The fit left in a massive shudder, shaking his frame from head to toe. They stood, silent for a moment, before Bacchus carefully lifted his arms away.
"Swear," said Vulcan, his voice choked.
"I swear. I won't go away, okay? I can't . . . I mean, I don't know exactly what we're going to do, but I won't just leave you hanging."
Hushed voices could be heard from the apartment below, the sounds of neighbors trying to decipher what was happening in the mysterious realms above their heads. Chirping, hidden ghosts in an unseen world.
"I don't want her," said Vulcan. "I mean . . . she's beautiful. You can't change that. But she's a child, and I don't want her, not the way you thought. Not the way you said."

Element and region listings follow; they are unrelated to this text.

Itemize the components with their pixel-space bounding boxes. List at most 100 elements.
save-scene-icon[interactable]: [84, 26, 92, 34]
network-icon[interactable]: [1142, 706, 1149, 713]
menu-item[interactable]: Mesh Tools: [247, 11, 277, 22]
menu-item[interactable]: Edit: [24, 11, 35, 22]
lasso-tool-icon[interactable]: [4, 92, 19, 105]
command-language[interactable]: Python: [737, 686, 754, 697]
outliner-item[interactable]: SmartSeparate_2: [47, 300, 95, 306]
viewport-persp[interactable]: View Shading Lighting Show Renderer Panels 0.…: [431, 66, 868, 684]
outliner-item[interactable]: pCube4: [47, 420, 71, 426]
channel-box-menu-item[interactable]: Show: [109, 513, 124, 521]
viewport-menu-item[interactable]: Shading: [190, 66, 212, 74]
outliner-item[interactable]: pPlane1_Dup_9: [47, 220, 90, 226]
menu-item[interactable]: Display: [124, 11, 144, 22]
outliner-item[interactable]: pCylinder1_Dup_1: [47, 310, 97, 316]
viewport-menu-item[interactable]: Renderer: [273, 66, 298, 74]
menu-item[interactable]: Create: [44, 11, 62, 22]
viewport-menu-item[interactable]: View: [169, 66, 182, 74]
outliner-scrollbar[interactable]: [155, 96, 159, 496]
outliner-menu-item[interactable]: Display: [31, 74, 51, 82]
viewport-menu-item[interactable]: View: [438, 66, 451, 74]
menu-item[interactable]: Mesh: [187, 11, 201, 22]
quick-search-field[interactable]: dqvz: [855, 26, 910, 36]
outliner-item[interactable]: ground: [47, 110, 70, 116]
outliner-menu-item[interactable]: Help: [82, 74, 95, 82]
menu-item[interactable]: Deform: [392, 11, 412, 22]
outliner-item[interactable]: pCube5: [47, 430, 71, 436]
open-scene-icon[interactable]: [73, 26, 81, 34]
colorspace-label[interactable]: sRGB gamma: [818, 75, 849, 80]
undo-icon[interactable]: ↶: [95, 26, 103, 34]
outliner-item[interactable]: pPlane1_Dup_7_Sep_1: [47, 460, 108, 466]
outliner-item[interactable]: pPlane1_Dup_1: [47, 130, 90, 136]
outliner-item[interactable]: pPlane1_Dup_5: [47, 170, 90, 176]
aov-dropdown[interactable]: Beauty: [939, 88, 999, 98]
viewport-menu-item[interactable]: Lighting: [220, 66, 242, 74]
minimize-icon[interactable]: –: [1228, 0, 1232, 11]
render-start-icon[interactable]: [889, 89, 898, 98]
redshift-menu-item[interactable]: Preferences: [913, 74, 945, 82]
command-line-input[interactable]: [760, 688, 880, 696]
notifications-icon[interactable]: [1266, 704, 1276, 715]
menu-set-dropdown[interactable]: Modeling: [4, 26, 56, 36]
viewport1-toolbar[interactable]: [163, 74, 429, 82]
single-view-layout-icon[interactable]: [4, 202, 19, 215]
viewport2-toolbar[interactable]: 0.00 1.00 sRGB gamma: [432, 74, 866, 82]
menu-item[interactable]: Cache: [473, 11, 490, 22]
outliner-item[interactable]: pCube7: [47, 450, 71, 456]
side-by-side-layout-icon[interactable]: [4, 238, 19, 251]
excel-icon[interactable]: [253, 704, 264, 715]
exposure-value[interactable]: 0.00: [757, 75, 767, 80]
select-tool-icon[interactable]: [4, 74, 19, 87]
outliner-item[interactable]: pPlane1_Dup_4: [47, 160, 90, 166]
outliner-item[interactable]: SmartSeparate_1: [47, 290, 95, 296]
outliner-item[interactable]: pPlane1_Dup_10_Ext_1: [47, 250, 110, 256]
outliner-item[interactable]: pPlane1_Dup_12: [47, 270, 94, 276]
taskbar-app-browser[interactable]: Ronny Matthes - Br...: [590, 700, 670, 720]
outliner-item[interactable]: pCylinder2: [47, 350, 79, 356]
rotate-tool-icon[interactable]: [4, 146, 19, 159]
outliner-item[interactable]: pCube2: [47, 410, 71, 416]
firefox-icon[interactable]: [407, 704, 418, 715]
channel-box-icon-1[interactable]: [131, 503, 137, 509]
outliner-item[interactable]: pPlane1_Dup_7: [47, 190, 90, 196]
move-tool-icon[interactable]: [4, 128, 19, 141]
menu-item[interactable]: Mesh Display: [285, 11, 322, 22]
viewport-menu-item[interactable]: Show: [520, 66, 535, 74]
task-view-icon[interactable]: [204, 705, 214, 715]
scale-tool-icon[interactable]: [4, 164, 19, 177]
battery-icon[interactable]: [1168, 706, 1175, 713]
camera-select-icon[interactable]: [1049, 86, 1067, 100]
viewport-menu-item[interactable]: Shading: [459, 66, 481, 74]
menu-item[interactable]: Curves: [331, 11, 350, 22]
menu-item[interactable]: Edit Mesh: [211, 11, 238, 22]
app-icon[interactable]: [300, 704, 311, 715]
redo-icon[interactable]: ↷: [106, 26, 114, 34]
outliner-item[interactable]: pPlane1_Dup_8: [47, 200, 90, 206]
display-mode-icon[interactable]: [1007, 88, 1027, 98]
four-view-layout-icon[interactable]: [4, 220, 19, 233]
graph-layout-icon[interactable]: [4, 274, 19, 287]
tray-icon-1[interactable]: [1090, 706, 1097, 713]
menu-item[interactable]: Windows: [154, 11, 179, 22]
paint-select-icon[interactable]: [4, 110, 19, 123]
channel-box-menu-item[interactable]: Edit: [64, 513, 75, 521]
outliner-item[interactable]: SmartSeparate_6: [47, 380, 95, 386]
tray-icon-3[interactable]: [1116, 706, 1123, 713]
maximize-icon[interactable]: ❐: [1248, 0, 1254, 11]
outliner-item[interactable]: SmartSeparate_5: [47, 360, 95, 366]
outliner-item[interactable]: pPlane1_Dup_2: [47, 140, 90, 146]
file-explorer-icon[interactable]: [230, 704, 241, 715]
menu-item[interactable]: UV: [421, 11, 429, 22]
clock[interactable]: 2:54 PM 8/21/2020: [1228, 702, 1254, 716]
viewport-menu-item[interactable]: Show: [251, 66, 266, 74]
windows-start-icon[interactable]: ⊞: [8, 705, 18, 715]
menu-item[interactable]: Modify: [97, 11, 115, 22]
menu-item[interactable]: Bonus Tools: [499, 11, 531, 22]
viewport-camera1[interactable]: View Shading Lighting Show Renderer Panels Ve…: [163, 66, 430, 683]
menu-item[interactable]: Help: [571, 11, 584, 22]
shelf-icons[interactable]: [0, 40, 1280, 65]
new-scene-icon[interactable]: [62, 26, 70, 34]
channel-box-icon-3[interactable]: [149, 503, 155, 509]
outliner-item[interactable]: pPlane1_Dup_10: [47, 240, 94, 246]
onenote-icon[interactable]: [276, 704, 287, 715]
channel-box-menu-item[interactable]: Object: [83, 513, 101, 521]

"That's good," said Bacchus quietly. "I'm really, really glad to hear it, man. That might make it easier."
"But knowing that she's with him . . ." His face screwed itself into a serpent's knot, fighting back forge-hot tears.
"He's not even here, Vulcan. He shipped off for Iraq like two years ago. He's probably happier than any of us."
"He's coming home," said Vulcan. "It said so in the papers, and he's got a nice big welcome home sign planted outside the Northwoods." He took a deep breath. "I don't want him to be happier than any of us. I don't want him to be happy at all."
Bacchus thought a moment. "Okay," he said. "I think I understand."
He nodded, blowing his sunken cheeks into twin apples. "Hell if I know what we'll do about it. Man's a decorated Marine and now he's a homecoming hero, but I can't say I ever liked him much myself. We'll be able to figure something out."
Vulcan nodded. "I knew you would. You were always the clever one." He turned away, back toward the stained countertop of his tiny kitchenette. "I'll make more coffee."